Irish mortgage rates drop but remain higher than the European average

By January 4, 2017Articles
The Central Bank of Ireland recenetly published data showing that mortgage rates in Ireland had dropped slightly in September 2016. However, these figures still stand out at being twice more than the European average.

Lower interest rate

Interest rates on new mortgages for September showed a small drop to 3.43 percent, which is now down almost 24 points on the year-to-year trend. But those rates are still high in comparison to the European average, which currently fluctuates at just 1.78 percent.

The variable rate mortgages, which account for over two-thirds of the total new mortgages for the year, stood at 3.41 percent throughout September. And the share of fixed rate mortgages for owner-occupiers remained at around one-third of all new mortgages, despite a decline in new drawdowns throughout 2016. Central Bank stated that the rate for 1-3 year fixed-rate mortgages had fallen 27 points through the year to the third quarter.

The Buy-to-Let market remains unstable

In the Buy-to-let (BTL) market, the rates for new loans dropped by 20 points in the third quarter of the year. But that was offset by an increase in fixed-rate BTL mortgages by 43 points. Fixed rate BTL rates rose to 4.84 percent.

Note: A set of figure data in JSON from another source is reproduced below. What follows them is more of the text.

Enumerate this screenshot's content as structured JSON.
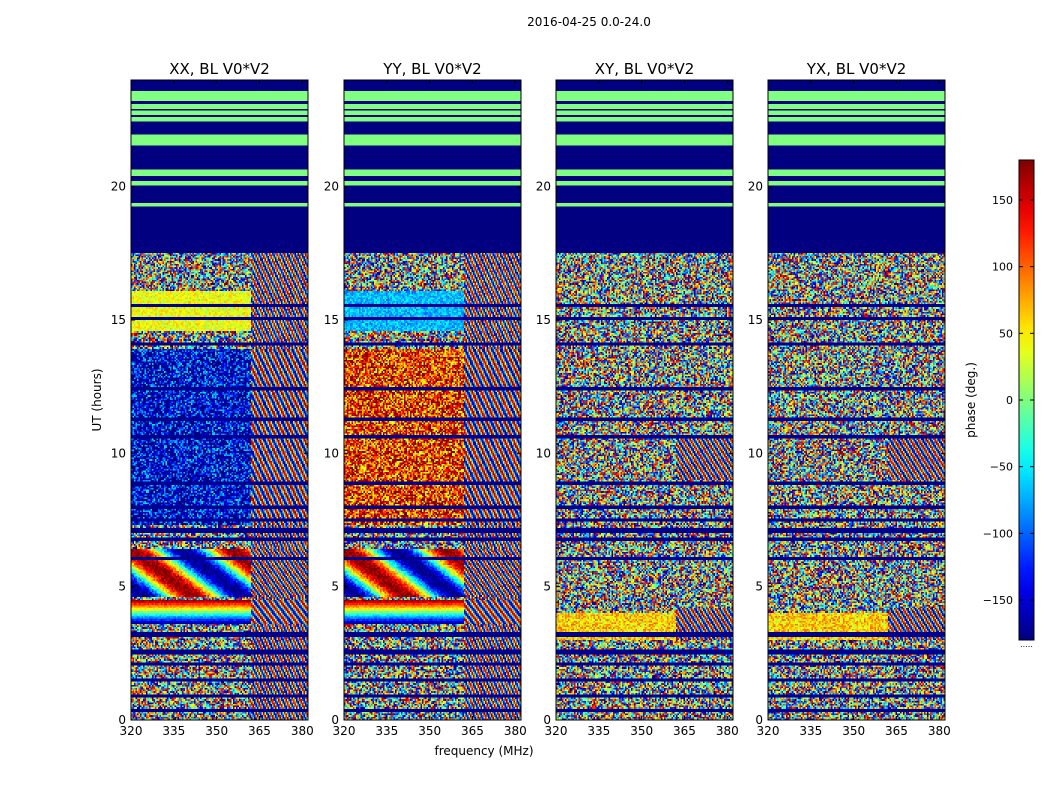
{
  "chart_data": {
    "type": "heatmap",
    "suptitle": "2016-04-25 0.0-24.0",
    "xlabel": "frequency (MHz)",
    "ylabel": "UT (hours)",
    "xlim": [
      320,
      382
    ],
    "ylim": [
      0,
      24
    ],
    "xticks": [
      320,
      335,
      350,
      365,
      380
    ],
    "yticks": [
      0,
      5,
      10,
      15,
      20
    ],
    "panels": [
      {
        "title": "XX, BL V0*V2",
        "pol": "XX"
      },
      {
        "title": "YY, BL V0*V2",
        "pol": "YY"
      },
      {
        "title": "XY, BL V0*V2",
        "pol": "XY"
      },
      {
        "title": "YX, BL V0*V2",
        "pol": "YX"
      }
    ],
    "colorbar": {
      "label": "phase (deg.)",
      "range": [
        -180,
        180
      ],
      "ticks": [
        150,
        100,
        50,
        0,
        -50,
        -100,
        -150
      ],
      "tick_labels": [
        "150",
        "100",
        "50",
        "0",
        "−50",
        "−100",
        "−150"
      ],
      "colormap": "jet",
      "footer": "....."
    },
    "flagged_hours": [
      17.5,
      24.0
    ]
  }
}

Variable rate BTL mortgages account for over 90 percent of the new loans for the third quarter period, giving rise to the 20 point decline in rates. Fixed rate BTL new loans have dropped in volume to less than 10 percent over the year to the third quarter.

Higher deposits for European counterparts 

The Central Bank also reported that the interest rates on term deposits for new buyers had stayed steady at 0.15 percent in September. Rates on term deposits have declined by 6 points over the past 12 months. Meanwhile, the European counterparts witnessed a bigger decline of 18 points for the same period. However, they are still more than three times higher at 0.53 percent.

More Legislation Needed

With the still high Irish mortgage rates, homeowners are paying almost €250 more per month than their European counterparts. Michael McGrath, spokesperson for Irish political party Fianna Fáil, said there needed to be a change in the legislation.

“These figures again underline the need for legislation to deal with the excessive variable interest rates to Irish mortgage-holders,” he said. “We have seen some progress on variable rates but the rates are still way out of line with the cost of funds to the banks.”

Mr McGrath is hoping that the government can make it law to put better control mortgage rates by early in 2017. The bill for rate capping has already passed the second stage of the legislation process, and Fianna Fáil are pushing for the committee stage to be completed as quickly as possible.

The Central Bank’s reticence

Central Bank governor, Philip Lane, said that the idea of capping interest rates was “a very crude instrument which has many downsides”. He went on to state that it does not treat the underlying facts of the high interest rates, and is merely looking at the symptoms. Mr Lane stated that the Central Bank would abide by any decision of law.

The greatly reduced number of home repossessions in 2016 has been cited as the main reason for the high interest rates, with more mortgages being renegotiated instead.